Speaker
Description
We present Turbo-Sim, a generalised autoencoder framework derived from principles of information theory that can be used as a generative model. By maximising the mutual information between the input and the output of both the encoder and the decoder, we are able to rediscover the loss terms usually found in adversarial autoencoders and generative adversarial networks, as well as various more sophisticated related models. Our generalised framework makes these models mathematically interpretable and allows for a diversity of new ones by setting the weight of each loss term separately. The framework is also independent of the intrinsic architecture of the encoder and the decoder thus leaving a wide choice for the building blocks of the whole network.
We apply Turbo-Sim to a collider physics generation problem: the transformation of the properties of several particles from a theory space, right after the collision, to an observation space, right after the detection in an experiment. We show that our model is able to compete with state-of-the-art method, even outperforming it in critical tasks.
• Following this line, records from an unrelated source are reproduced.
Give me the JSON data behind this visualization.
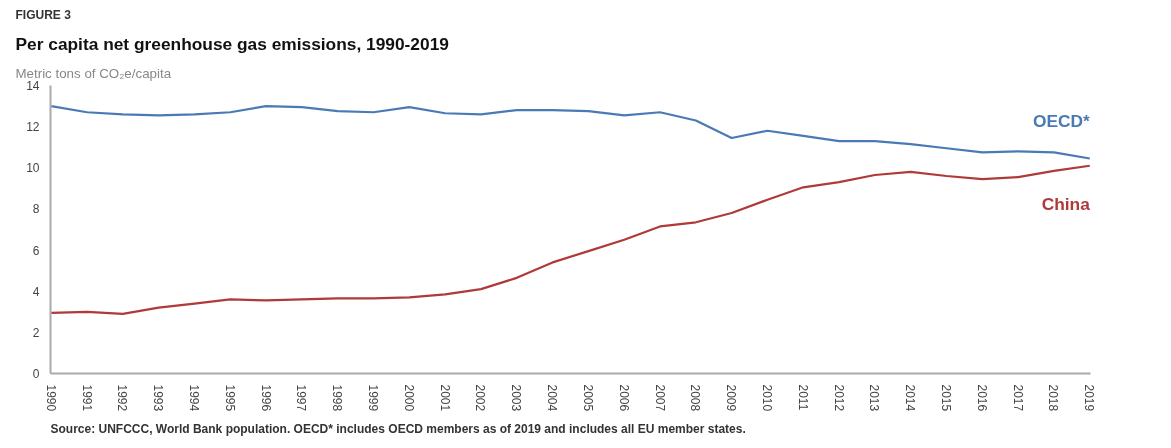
{
  "chart_data": {
    "type": "line",
    "title": "Per capita net greenhouse gas emissions, 1990-2019",
    "ylabel": "Metric tons of CO₂e/capita",
    "annotations": [
      "FIGURE 3",
      "Source: UNFCCC, World Bank population. OECD* includes OECD members as of 2019 and includes all EU member states."
    ],
    "categories": [
      "1990",
      "1991",
      "1992",
      "1993",
      "1994",
      "1995",
      "1996",
      "1997",
      "1998",
      "1999",
      "2000",
      "2001",
      "2002",
      "2003",
      "2004",
      "2005",
      "2006",
      "2007",
      "2008",
      "2009",
      "2010",
      "2011",
      "2012",
      "2013",
      "2014",
      "2015",
      "2016",
      "2017",
      "2018",
      "2019"
    ],
    "series": [
      {
        "name": "OECD*",
        "color": "#4a7ab5",
        "values": [
          13.0,
          12.7,
          12.6,
          12.55,
          12.6,
          12.7,
          13.0,
          12.95,
          12.75,
          12.7,
          12.95,
          12.65,
          12.6,
          12.8,
          12.8,
          12.75,
          12.55,
          12.7,
          12.3,
          11.45,
          11.8,
          11.55,
          11.3,
          11.3,
          11.15,
          10.95,
          10.75,
          10.8,
          10.75,
          10.45
        ]
      },
      {
        "name": "China",
        "color": "#b03a3a",
        "values": [
          2.95,
          3.0,
          2.9,
          3.2,
          3.4,
          3.6,
          3.55,
          3.6,
          3.65,
          3.65,
          3.7,
          3.85,
          4.1,
          4.65,
          5.4,
          5.95,
          6.5,
          7.15,
          7.35,
          7.8,
          8.45,
          9.05,
          9.3,
          9.65,
          9.8,
          9.6,
          9.45,
          9.55,
          9.85,
          10.1
        ]
      }
    ],
    "ylim": [
      0,
      14
    ],
    "yticks": [
      0,
      2,
      4,
      6,
      8,
      10,
      12,
      14
    ],
    "grid": false
  }
}
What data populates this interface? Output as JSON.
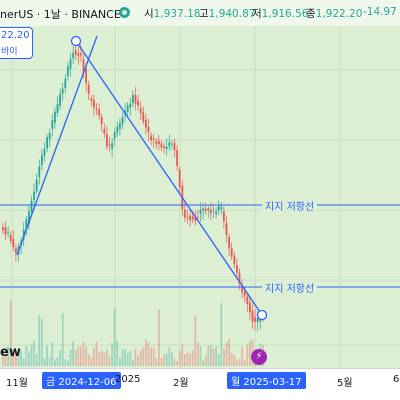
{
  "header": {
    "symbol": "nerUS · 1날 · BINANCE",
    "open_label": "시",
    "open_value": "1,937.18",
    "high_label": "고",
    "high_value": "1,940.87",
    "low_label": "저",
    "low_value": "1,916.56",
    "close_label": "종",
    "close_value": "1,922.20",
    "change": "-14.97 (-0",
    "status_color": "#26a69a"
  },
  "price_box": {
    "value": "22.20",
    "label": "바이"
  },
  "support_lines": [
    {
      "label": "지지 저항선"
    },
    {
      "label": "지지 저항선"
    }
  ],
  "logo_text": "ew",
  "time_axis": {
    "ticks": [
      "11월",
      "2025",
      "2월",
      "5월",
      "6"
    ],
    "start_marker": "금 2024-12-06",
    "end_marker": "월 2025-03-17"
  },
  "colors": {
    "up": "#26a69a",
    "down": "#ef5350",
    "drawing": "#2962ff",
    "background": "#dcefd3"
  },
  "chart_data": {
    "type": "candlestick",
    "volume": "shown",
    "annotations": [
      "trend line",
      "trend line",
      "horizontal support/resistance",
      "horizontal support/resistance"
    ]
  }
}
Moreover, these results are reached with very basic network building blocks, which is a crucial observation in view of future more expressive implementations.
Another interesting application of such a model is to use it for unfolding tasks. An important aspect of particle physics analysis is also to get back from the observed data to the actual physics. Thanks to the paradigm of using a physically meaningful latent space, i.e. the theoretical distributions of energy and momenta of a given scattering process, our Turbo-Sim model is also trained to achieve this task.